Pour la gauche de la gauche, il s’agit d’aller plus loin: «Les riches du canton ne paient pas ce qu’ils devraient, privilégiés qu’ils sont par le bouclier fiscal ou encore l’imposition partielle sur les dividendes», avance Jean Burgermeister. Pourtant, à Genève, 5% seulement des contribuables financent près de 50% de l’impôt tandis que près de 40% de la population n’en financent que 4%. Et 36% des contribuables ne paient pas un franc d’impôt sur le revenu. Là où la droite y voit la preuve de la très forte contribution des riches, le député d’Ensemble à gauche, lui, y voit la démonstration de la fracture sociale: «Genève est le canton où les richesses sont le moins bien réparties. C’est aussi ici qu’elles augmentent le plus rapidement. Il faut donc ponctionner davantage les grosses fortunes.»

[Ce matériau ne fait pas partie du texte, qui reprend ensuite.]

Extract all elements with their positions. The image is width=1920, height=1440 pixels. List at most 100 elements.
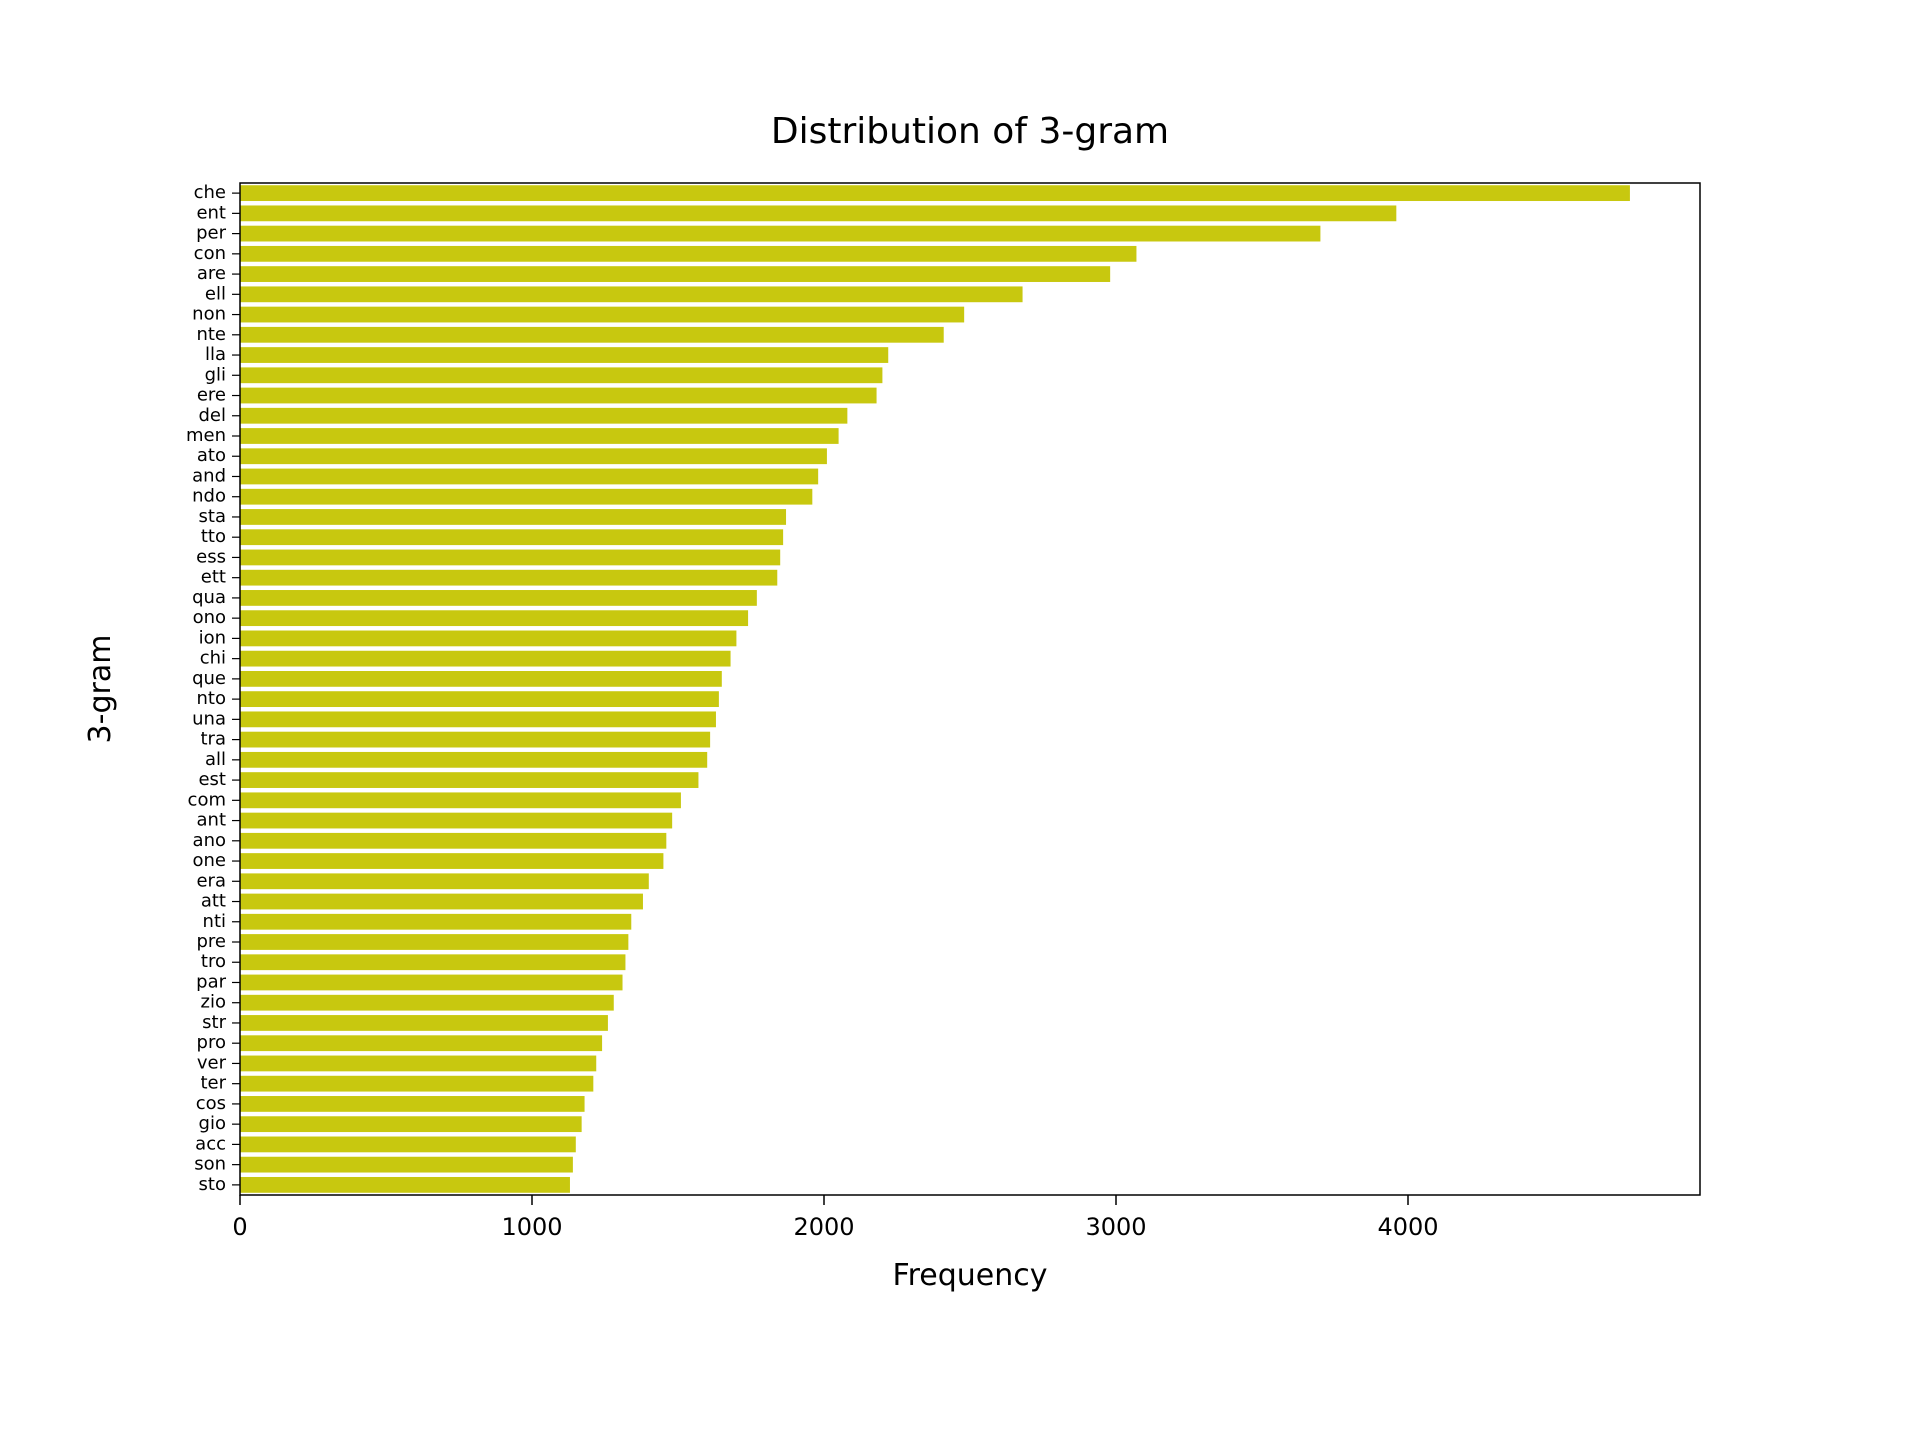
y-tick-label: ett bbox=[201, 567, 226, 588]
y-tick-label: par bbox=[196, 971, 226, 992]
y-tick-label: ano bbox=[193, 830, 226, 851]
bar bbox=[240, 772, 698, 788]
bar bbox=[240, 894, 643, 910]
x-tick-label: 3000 bbox=[1085, 1213, 1146, 1241]
bar bbox=[240, 509, 786, 525]
y-tick-label: che bbox=[194, 182, 226, 203]
bar bbox=[240, 286, 1023, 302]
bar bbox=[240, 307, 964, 323]
bar bbox=[240, 1096, 585, 1112]
bar bbox=[240, 711, 716, 727]
y-tick-label: tto bbox=[201, 526, 226, 547]
y-tick-label: del bbox=[198, 405, 226, 426]
y-tick-label: acc bbox=[195, 1133, 226, 1154]
bar bbox=[240, 1076, 593, 1092]
bar bbox=[240, 610, 748, 626]
y-tick-label: are bbox=[197, 263, 226, 284]
y-tick-label: tro bbox=[201, 951, 226, 972]
y-tick-label: lla bbox=[205, 344, 226, 365]
y-tick-label: ess bbox=[196, 546, 226, 567]
bar bbox=[240, 388, 877, 404]
y-tick-label: qua bbox=[192, 587, 226, 608]
y-tick-label: com bbox=[188, 789, 226, 810]
bar bbox=[240, 833, 666, 849]
y-tick-label: ato bbox=[197, 445, 226, 466]
bar bbox=[240, 914, 631, 930]
bar bbox=[240, 205, 1396, 221]
bar-chart: Distribution of 3-gramcheentperconareell… bbox=[0, 0, 1920, 1440]
y-tick-label: all bbox=[205, 749, 226, 770]
y-tick-label: one bbox=[193, 850, 227, 871]
bar bbox=[240, 651, 731, 667]
y-tick-label: tra bbox=[201, 729, 227, 750]
bar bbox=[240, 975, 623, 991]
bar bbox=[240, 813, 672, 829]
y-tick-label: gio bbox=[199, 1113, 226, 1134]
y-tick-label: ono bbox=[193, 607, 226, 628]
bar bbox=[240, 954, 625, 970]
x-tick-label: 4000 bbox=[1377, 1213, 1438, 1241]
bar bbox=[240, 792, 681, 808]
bar bbox=[240, 934, 628, 950]
y-tick-label: men bbox=[186, 425, 226, 446]
bar bbox=[240, 246, 1136, 262]
y-tick-label: est bbox=[198, 769, 226, 790]
bar bbox=[240, 732, 710, 748]
chart-container: Distribution of 3-gramcheentperconareell… bbox=[0, 0, 1920, 1440]
y-tick-label: que bbox=[192, 668, 226, 689]
bar bbox=[240, 408, 847, 424]
y-tick-label: nte bbox=[196, 324, 226, 345]
bar bbox=[240, 448, 827, 464]
bar bbox=[240, 367, 882, 383]
y-tick-label: chi bbox=[200, 648, 226, 669]
x-tick-label: 2000 bbox=[793, 1213, 854, 1241]
x-tick-label: 0 bbox=[232, 1213, 247, 1241]
bar bbox=[240, 428, 839, 444]
bar bbox=[240, 1157, 573, 1173]
bar bbox=[240, 266, 1110, 282]
y-tick-label: son bbox=[194, 1154, 226, 1175]
y-tick-label: and bbox=[192, 465, 226, 486]
y-tick-label: pro bbox=[197, 1032, 226, 1053]
bar bbox=[240, 489, 812, 505]
y-tick-label: pre bbox=[196, 931, 226, 952]
y-tick-label: ion bbox=[199, 627, 226, 648]
y-axis-label: 3-gram bbox=[83, 635, 118, 744]
y-tick-label: str bbox=[202, 1012, 226, 1033]
bar bbox=[240, 1035, 602, 1051]
bar bbox=[240, 1116, 582, 1132]
bar bbox=[240, 752, 707, 768]
y-tick-label: non bbox=[192, 304, 226, 325]
bar bbox=[240, 590, 757, 606]
y-tick-label: sto bbox=[199, 1174, 226, 1195]
y-tick-label: ere bbox=[197, 385, 226, 406]
bar bbox=[240, 529, 783, 545]
y-tick-label: cos bbox=[196, 1093, 226, 1114]
y-tick-label: ell bbox=[205, 283, 226, 304]
y-tick-label: una bbox=[192, 708, 226, 729]
bar bbox=[240, 185, 1630, 201]
bar bbox=[240, 853, 663, 869]
bar bbox=[240, 226, 1320, 242]
bar bbox=[240, 873, 649, 889]
y-tick-label: ter bbox=[200, 1073, 226, 1094]
bar bbox=[240, 327, 944, 343]
y-tick-label: con bbox=[194, 243, 226, 264]
y-tick-label: att bbox=[201, 891, 226, 912]
y-tick-label: sta bbox=[199, 506, 226, 527]
bar bbox=[240, 631, 736, 647]
bar bbox=[240, 550, 780, 566]
bar bbox=[240, 671, 722, 687]
bar bbox=[240, 691, 719, 707]
y-tick-label: zio bbox=[201, 992, 226, 1013]
x-axis-label: Frequency bbox=[893, 1258, 1048, 1293]
chart-title: Distribution of 3-gram bbox=[771, 111, 1169, 152]
y-tick-label: ver bbox=[197, 1052, 227, 1073]
y-tick-label: nti bbox=[203, 911, 226, 932]
bar bbox=[240, 1056, 596, 1072]
y-tick-label: nto bbox=[197, 688, 226, 709]
y-tick-label: ant bbox=[197, 810, 227, 831]
y-tick-label: per bbox=[196, 223, 227, 244]
bar bbox=[240, 1015, 608, 1031]
y-tick-label: ndo bbox=[192, 486, 226, 507]
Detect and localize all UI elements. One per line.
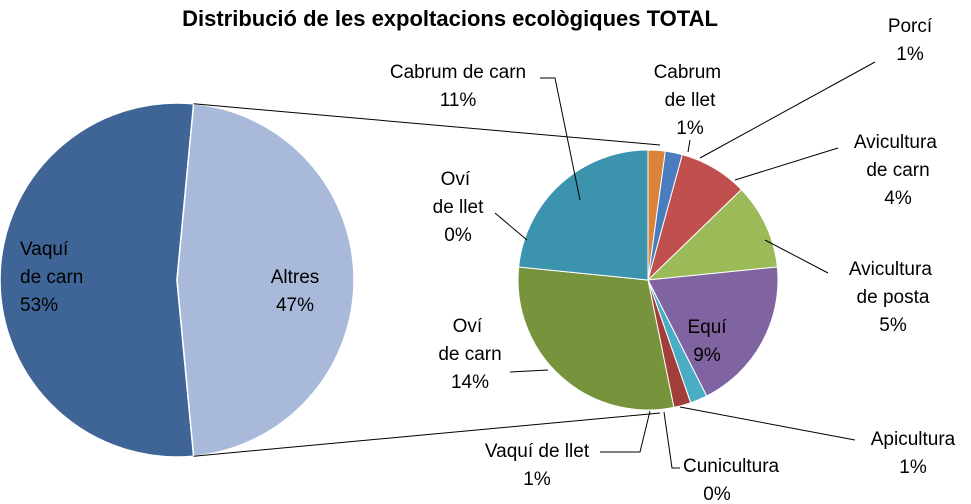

Un raisonnement absurde, pour le député PLR et directeur de la Chambre de commerce, d’industrie et des services de Genève (CCIG), Vincent Subilia: «Le barème d’imposition genevois est extrêmement progressif en comparaison intercantonale. Avec une moyenne de 16 000 francs par personne en additionnant les impôts sur les personnes physiques et morales, les recettes fiscales par habitant du canton sont deux fois plus élevées qu’à Berne. Or, ce sont les personnes et les entreprises à hauts revenus qui financent notre Etat social particulièrement généreux.» A droite, on craint que l’acceptation de cette initiative ne provoque l’exode des riches. Avec pour conséquence d’étrangler la classe moyenne, moins mobile et déjà mise à forte contribution.
Des emplois en moins
Et les entreprises? Le texte de l’initiative entretient un certain flou. Rédigé avant le vote sur la RFFA, il comptait mettre un clou dans le cercueil de cette réforme. Or, la RFFA a été acceptée à 58%, fixant un taux d’imposition uniforme. En conséquence de quoi les initiants se retrouvent un peu gênés aux entournures et plaident la marge d’interprétation: «L’initiative ne vise pas spécifiquement les personnes morales, explique Christian Dandrès. Elle réclame des mécanismes de compensation, davantage sur la fortune et les personnes à hauts revenus.»
De son côté, la droite rétorque qu’une aventure fiscale hasardeuse touchant les entreprises conduirait Genève à perdre toute attractivité, ce qui se traduirait immanquablement par des emplois en moins. Un risque d’autant plus réel avec la crise économique due à la pandémie. Ainsi résume Blaise Matthey, directeur général de la Fédération des entreprises romandes (FER): «Genève serait le seul canton suisse à introduire une progressivité de l’impôt sur le bénéfice des entreprises. Ce qui menacerait le maintien de certaines d’entre elles et des emplois.»
«Une fois de plus, Genève veut faire un truc dans son coin»
Enfin, l’initiative «Zéro pertes» demande à l’Etat de lutter contre la concurrence fiscale intercantonale. Or, on voit mal Genève mettre fin à lui seul à une situation à laquelle les autres ne renonceront pas. Ce que ne conteste pas Jean Burgermeister, qui ajoute: «L’Etat pourrait au moins entamer des discussions avec les autres cantons pour mettre fin à ce mécanisme concurrentiel délétère.»
C’est peut-être ce genre d’arguments qui aura poussé la conseillère d’Etat Nathalie Fontanet, chargée des Finances, à qualifier les arguments des initiants de «théories», lorsque, en octobre 2019, le Grand Conseil genevois refusait le texte. Pour le PLR Yvan Zweifel, ce texte va carrément à l’encontre du fédéralisme: «De plus, la situation fiscale à Lucerne ou Zurich est différente de celle de Genève, ce qui explique qu’on ne puisse demander un taux unique pour tous. Une fois de plus, Genève veut faire un truc dans son coin, mais moins bien que les autres.» Les Genevois diront si cette singularité leur sied.